Combien de temps suis-je prêt à me donner
pour vivre mon deuil? D’où vient cette
attente?
Le deuil normal est associé à certains
symptômes. Il est normal d'avoir
l'impression de voir ou d'entendre la personne disparue, d'avoir de la
difficulté à croire à la réalité de la perte, de devenir distrait, de sentir
une présence. Ces impressions
s'atténuent progressivement avec le temps.
Mes symptômes :
Attendez-vous que les dates les anniversaires
de la perte (un an après le départ) et les fêtes (Noël) soient des moments
difficiles.
Quelles sont les situations, les contextes
ou les moments qui amplifient ma souffrance?
Le deuil laisse souvent la personne avec des
situations inachevées.

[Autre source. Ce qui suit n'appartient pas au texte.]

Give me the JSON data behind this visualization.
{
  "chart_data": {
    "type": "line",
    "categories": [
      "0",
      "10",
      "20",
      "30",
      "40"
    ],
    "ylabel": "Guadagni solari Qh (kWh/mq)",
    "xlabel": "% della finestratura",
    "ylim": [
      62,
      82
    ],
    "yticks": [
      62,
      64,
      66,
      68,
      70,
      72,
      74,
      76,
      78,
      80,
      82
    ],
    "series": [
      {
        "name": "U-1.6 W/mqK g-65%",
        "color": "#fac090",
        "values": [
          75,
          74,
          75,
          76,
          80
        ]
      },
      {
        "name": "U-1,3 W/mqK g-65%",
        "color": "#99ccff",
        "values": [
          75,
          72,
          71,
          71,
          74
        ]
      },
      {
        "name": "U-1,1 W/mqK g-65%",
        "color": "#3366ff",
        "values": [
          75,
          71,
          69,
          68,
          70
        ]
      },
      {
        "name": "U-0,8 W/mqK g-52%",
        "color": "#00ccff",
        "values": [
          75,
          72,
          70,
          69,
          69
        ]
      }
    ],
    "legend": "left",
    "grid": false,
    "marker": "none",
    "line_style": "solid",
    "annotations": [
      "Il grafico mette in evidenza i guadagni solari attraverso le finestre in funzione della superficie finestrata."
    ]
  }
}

Laissez-vous
vous imaginer ce que vous auriez aimé dire à la personne disparue avant qu'elle
ne parte.
Qu'est-ce que vous auriez aimé qu'elle
sache ou qu'elle comprenne?
Certaines personnes trouvent cela utile
d'écrire une lettre à la personne disparue, une lettre où elles se permettent
d'exprimer tout ce qu'elles ont à exprimer au sujet de cette perte (la peine,
la colère, la peur, la culpabilité, le soulagement, etc.). Ce n'est pas le genre de lettre que l'on peut
écrire tout d'un coup. C'est important
de se donner le temps de vivre les motions qui montent lors de l'écriture, de
se laisser "digérer" la réalité du deuil. Il s'agit d'une occasion pour vous de mieux
comprendre et de mieux vivre tout ce qui se passe en vous.
La créativité soigne. Permettez-vous d’exprimer ce que vous vivez à
votre façon, à travers l’écriture mais aussi à travers la peinture, le dessin,
la musique…
La personne, la situation ou la chose que
vous avez perdue était importante et unique pour vous et personne ni rien ne
pourront jamais les remplacer complètement.
Cette personne remplissait toutefois des besoins qui sont les
vôtres. Vous demeurez avec des besoins
insatisfaits qui sont les vôtres. Bien
que cela soit difficile à imaginer pour vous actuellement, on peut penser
qu'une partie de ces besoins pourront être satisfaits d'autres façons.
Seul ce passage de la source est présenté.